Our plan is to reduce tiger poaching pressure by providing legal and law enforcement support. Our goal is to create a powerful disincentive to tiger hunting by helping bring poachers to justice and making sure that the judicial system works well.

The following problems have been targeted by the Tiger Conservation Awards Program:

1. Law enforcement officers are insufficiently trained and lack adequate financial resources to conduct adequate investigations and to take witnesses and criminal evidence through a Byzantine legal system.

2. Public prosecutors lack the training, resources and staying power to follow cases through the tortuous and time-consuming legal process and to tackle rampant corruption. Many poachers are acquitted on the basis of technicalities, even when faced with incontrovertible evidence of guilt. Many never even see a courtroom.

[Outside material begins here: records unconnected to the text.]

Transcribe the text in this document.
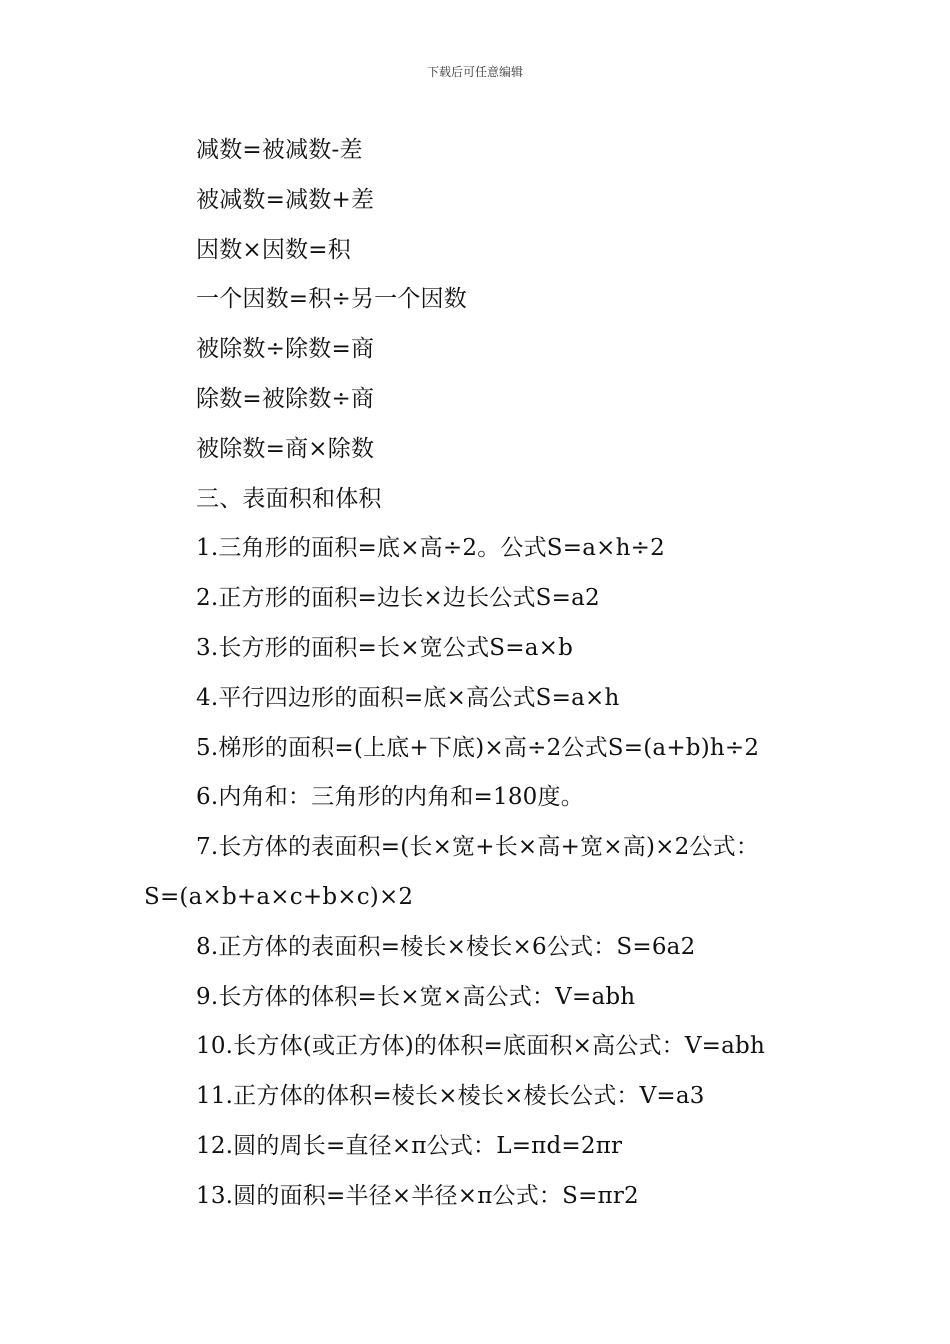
下载后可任意编辑
减数=被减数-差
被减数=减数+差
因数×因数=积
一个因数=积÷另一个因数
被除数÷除数=商
除数=被除数÷商
被除数=商×除数
三、表面积和体积
1.三角形的面积=底×高÷2。公式S=a×h÷2
2.正方形的面积=边长×边长公式S=a2
3.长方形的面积=长×宽公式S=a×b
4.平行四边形的面积=底×高公式S=a×h
5.梯形的面积=(上底+下底)×高÷2公式S=(a+b)h÷2
6.内角和：三角形的内角和=180度。
7.长方体的表面积=(长×宽+长×高+宽×高)×2公式：
S=(a×b+a×c+b×c)×2
8.正方体的表面积=棱长×棱长×6公式：S=6a2
9.长方体的体积=长×宽×高公式：V=abh
10.长方体(或正方体)的体积=底面积×高公式：V=abh
11.正方体的体积=棱长×棱长×棱长公式：V=a3
12.圆的周长=直径×π公式：L=πd=2πr
13.圆的面积=半径×半径×π公式：S=πr2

3. Lack of a readily available legal case reference library and an information registry of known and suspected poachers and gangs to assist in case preparation.

4. Inadequate prosecution and administrative procedures by forest department and other government agencies often result in harmful delays and errors that can often jeopardize cases - poor handling of charge sheets, filing fees, procedures for summoning or maintaining the cooperation of witnesses, and inability to locate witnesses or physical evidence after lengthy delays, etc…

5. Administrative delays often result in liberation of accused on bail and allows them the freedom to interfere with the legal process, to tamper with evidence, to intimidate witnesses, or worse.

6. Lack of cooperation and communication between forestry and police agencies.

7. Prosecutors are overloaded with criminal cases and can not handle their work loads - wildlife crimes often take a back seat to more "serious" crimes.

8. Local residents, many of whom care enormously about their neighboring environment, are not involved in wildlife crime investigations or in crime prevention activities.

9. Lack of ongoing law enforcement training and legal education of conservation officers.

10. Lack of incentives and poor motivation among conservation and law enforcement officers.

11. Victimization of honest and dedicated officers affects morale of entire conservation and law enforcement agencies.